Last Sunday, this new work, “Quo Vadis,” had its premiere at the 11:15 service at Trinity. And on Wednesday, Lucineh gave a solo concert in the sanctuary, as part of Trinity’s ongoing Brownbag Concert series, performing á capella, accompanying herself at the piano, and singing with organ accompaniment.
The program was remarkable in the diversity of musical choices and styles, but more remarkable in the range and depth and virtuosity of the performer’s skill. The first half was comprised of sacred and popular Armenian songs – some traditional, some newly arranged by Ms. Hovanissian. Lucineh began by singing a “Song for Sunrise,” a 12th century composition with each line starting with one of the 36 letters of the Armenian alphabet. Sort of a sung ABCDarium. She accompanied herself with two handbells.
The second half was wonderfully virtuosic and contemporary; uniquely composed arrangements of sacred music by Fauré and Mozart were interwoven with ancient Greek and Armenian melodies and text, creating works of incredibly haunting beauty. She improvised on the piano with the Cathedral’s music director, Todd Wilson, on the organ. One work, “J `ai paiché” (“I Have Sinned”) combined a citation form Bach’s “Bourré” that she whistled, then sang, in French, a translated 10thcentury Armenian text from the Book of Lamentations. Soulful, passionate, and rich, it was a performance that Edith Piaf could not have surpassed.
To close her program, she played two works of her own composition – very modern, jazz and new age underscored with classical intent. “Quantum Tunnel” asked the universal question of who we are and where are we going, and the final work, “Alternating Light,” was dedicated to Nicola Tesla who, Ms. Hovanissian believes, found the answer in discovering alternating current that brings us the light that so pervades and supports our lives.

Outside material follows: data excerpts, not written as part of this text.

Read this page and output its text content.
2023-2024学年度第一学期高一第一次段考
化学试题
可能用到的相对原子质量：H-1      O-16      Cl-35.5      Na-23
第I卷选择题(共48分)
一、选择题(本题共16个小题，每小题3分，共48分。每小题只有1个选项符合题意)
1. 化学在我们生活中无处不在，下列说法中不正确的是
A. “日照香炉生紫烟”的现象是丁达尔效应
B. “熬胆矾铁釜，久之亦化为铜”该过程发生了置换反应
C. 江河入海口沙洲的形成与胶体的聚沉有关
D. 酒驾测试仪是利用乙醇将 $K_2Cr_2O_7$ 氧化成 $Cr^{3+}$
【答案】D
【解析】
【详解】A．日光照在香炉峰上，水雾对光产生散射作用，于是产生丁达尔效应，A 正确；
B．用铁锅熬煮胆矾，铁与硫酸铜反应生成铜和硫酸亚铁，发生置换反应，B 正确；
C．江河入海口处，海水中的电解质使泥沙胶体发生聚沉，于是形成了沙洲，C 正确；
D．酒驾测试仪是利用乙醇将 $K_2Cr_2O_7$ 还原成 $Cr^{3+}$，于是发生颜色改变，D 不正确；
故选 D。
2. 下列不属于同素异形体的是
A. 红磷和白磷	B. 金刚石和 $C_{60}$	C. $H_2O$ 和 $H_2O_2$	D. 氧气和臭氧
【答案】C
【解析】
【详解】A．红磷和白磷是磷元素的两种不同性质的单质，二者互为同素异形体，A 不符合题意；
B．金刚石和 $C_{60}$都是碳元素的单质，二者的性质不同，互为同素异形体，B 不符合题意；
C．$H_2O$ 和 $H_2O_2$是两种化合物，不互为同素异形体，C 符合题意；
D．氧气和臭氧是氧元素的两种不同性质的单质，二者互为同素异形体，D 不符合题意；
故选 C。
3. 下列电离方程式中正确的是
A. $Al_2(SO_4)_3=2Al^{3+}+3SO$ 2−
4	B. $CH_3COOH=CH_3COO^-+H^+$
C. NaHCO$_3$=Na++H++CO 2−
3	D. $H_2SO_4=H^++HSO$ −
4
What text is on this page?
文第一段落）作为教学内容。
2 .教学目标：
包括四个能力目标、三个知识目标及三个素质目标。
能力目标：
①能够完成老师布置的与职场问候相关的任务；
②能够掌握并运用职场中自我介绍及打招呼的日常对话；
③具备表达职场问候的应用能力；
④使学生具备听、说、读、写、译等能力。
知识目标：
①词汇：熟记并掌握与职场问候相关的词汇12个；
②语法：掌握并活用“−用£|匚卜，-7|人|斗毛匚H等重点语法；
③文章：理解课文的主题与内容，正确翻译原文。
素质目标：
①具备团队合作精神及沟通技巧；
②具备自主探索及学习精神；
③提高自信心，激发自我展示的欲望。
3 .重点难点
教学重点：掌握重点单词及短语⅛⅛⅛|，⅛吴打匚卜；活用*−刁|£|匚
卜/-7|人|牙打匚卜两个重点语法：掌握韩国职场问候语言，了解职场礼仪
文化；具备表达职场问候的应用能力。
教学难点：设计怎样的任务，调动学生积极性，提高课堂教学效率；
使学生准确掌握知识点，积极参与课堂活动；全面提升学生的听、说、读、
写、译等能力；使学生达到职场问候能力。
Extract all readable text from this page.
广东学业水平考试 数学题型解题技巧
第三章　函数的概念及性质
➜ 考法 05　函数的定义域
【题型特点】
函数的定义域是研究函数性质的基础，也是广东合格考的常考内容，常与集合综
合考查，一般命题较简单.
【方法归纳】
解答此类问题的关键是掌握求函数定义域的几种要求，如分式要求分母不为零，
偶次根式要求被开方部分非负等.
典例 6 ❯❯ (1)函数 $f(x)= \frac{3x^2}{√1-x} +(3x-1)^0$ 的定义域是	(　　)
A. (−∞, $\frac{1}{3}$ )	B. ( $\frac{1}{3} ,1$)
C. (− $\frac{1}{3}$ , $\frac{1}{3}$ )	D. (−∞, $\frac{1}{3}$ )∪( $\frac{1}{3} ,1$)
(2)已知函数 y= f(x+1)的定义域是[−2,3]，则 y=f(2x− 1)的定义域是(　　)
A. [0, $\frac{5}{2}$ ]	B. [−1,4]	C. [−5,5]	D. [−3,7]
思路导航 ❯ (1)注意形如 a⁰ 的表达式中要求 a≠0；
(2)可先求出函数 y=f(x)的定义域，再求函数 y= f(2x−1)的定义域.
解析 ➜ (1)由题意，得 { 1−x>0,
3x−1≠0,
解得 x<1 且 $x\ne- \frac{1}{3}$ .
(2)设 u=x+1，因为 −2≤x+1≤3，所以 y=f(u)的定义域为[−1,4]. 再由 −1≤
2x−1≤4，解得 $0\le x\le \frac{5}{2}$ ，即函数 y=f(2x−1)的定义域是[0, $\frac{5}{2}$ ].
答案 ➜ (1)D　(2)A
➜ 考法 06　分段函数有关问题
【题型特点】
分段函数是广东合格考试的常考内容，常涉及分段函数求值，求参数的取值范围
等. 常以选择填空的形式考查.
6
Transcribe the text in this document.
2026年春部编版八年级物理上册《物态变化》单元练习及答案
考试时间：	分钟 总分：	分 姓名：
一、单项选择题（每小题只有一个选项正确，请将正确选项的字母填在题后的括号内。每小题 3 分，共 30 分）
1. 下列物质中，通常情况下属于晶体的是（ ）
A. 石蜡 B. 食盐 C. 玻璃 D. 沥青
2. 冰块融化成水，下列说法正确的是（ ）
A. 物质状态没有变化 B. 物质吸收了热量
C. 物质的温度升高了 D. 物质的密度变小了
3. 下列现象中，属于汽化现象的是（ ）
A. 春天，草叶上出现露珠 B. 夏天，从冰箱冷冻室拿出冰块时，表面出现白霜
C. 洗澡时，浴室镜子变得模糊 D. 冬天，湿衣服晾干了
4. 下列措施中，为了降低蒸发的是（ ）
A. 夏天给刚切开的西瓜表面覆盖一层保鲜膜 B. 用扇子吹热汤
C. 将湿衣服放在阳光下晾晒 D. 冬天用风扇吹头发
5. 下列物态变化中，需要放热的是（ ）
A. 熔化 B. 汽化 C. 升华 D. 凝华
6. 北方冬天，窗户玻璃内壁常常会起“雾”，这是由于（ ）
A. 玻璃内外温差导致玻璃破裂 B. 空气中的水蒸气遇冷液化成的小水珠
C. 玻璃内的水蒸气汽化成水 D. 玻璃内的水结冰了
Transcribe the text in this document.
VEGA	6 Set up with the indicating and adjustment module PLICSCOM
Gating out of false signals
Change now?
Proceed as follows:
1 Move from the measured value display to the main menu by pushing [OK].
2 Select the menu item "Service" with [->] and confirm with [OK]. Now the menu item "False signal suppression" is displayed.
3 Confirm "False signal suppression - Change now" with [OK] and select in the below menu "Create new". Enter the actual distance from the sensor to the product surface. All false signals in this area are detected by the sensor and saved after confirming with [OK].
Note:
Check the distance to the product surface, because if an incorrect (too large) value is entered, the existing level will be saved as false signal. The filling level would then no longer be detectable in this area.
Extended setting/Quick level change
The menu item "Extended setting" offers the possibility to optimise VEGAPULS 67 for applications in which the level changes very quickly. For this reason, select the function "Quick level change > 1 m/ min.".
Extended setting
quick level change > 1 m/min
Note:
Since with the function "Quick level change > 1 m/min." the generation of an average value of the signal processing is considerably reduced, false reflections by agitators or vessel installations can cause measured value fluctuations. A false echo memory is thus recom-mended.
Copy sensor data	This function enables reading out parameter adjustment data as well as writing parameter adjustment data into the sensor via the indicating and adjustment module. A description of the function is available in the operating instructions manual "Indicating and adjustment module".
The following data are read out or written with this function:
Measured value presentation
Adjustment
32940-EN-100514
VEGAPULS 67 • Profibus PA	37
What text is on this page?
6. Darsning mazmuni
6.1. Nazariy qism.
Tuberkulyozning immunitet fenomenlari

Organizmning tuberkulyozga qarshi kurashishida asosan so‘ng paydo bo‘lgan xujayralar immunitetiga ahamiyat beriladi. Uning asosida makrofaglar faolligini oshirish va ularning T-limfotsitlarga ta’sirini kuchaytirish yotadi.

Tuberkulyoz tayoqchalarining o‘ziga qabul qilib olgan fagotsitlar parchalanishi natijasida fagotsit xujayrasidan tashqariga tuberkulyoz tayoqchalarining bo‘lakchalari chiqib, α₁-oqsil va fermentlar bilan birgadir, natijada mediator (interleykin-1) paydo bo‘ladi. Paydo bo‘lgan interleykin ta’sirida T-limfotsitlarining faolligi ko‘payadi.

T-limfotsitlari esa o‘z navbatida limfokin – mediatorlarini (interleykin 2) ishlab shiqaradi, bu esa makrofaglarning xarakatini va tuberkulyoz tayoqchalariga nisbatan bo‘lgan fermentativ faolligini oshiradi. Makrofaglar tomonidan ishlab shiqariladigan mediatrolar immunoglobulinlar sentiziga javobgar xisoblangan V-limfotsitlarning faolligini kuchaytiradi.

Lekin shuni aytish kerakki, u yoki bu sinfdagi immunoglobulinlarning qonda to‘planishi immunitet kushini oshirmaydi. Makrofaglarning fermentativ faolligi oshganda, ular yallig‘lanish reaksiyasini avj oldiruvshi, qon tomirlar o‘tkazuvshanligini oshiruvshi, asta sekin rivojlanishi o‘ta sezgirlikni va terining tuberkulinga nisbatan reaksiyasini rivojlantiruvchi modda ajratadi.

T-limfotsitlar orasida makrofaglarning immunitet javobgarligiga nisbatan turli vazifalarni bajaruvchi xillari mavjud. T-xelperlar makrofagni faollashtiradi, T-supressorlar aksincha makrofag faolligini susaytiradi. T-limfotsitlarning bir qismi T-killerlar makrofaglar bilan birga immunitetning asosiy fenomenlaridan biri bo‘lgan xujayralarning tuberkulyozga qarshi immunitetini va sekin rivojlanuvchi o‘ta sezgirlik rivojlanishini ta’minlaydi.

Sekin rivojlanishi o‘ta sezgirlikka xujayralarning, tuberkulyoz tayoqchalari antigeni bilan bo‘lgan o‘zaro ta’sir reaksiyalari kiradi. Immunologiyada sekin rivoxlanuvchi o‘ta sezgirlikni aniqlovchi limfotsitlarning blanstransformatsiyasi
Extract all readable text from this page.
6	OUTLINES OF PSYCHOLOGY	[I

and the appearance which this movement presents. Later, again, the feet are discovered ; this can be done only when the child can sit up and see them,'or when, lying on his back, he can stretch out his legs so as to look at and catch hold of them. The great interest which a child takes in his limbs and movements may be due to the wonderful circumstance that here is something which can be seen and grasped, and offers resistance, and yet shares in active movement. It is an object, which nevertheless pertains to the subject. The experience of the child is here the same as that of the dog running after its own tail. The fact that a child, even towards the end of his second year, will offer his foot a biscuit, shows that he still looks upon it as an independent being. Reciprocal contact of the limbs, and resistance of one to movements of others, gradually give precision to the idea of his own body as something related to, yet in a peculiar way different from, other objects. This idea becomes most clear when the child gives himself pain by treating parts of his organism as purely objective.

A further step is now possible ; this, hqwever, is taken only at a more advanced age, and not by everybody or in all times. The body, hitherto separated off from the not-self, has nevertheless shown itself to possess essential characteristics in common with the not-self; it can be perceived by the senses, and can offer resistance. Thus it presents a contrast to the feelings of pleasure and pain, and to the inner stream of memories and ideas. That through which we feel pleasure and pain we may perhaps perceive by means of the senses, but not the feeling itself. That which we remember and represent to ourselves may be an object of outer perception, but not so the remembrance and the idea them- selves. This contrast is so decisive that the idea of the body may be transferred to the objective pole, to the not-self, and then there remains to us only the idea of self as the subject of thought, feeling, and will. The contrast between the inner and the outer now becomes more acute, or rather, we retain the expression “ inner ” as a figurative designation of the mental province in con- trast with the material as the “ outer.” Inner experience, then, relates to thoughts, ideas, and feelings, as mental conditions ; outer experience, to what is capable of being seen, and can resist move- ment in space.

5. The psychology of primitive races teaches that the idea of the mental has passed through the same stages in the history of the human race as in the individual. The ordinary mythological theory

After a standing ovation, Lucineh ran to the back of the cathedral and climbed the stairs to the organ loft where she offered an encore, “My Gift to Cleveland,” a rich and powerful rendering of the African spiritual “Deep River,” again accompanied on the organ by Todd Wilson. This was a concert of deep, deep cultural fusion. We thank Lucineh for bringing so many elements of the human spirit and creativity together for us in this truly international solo concert. It is an experience I will not forget.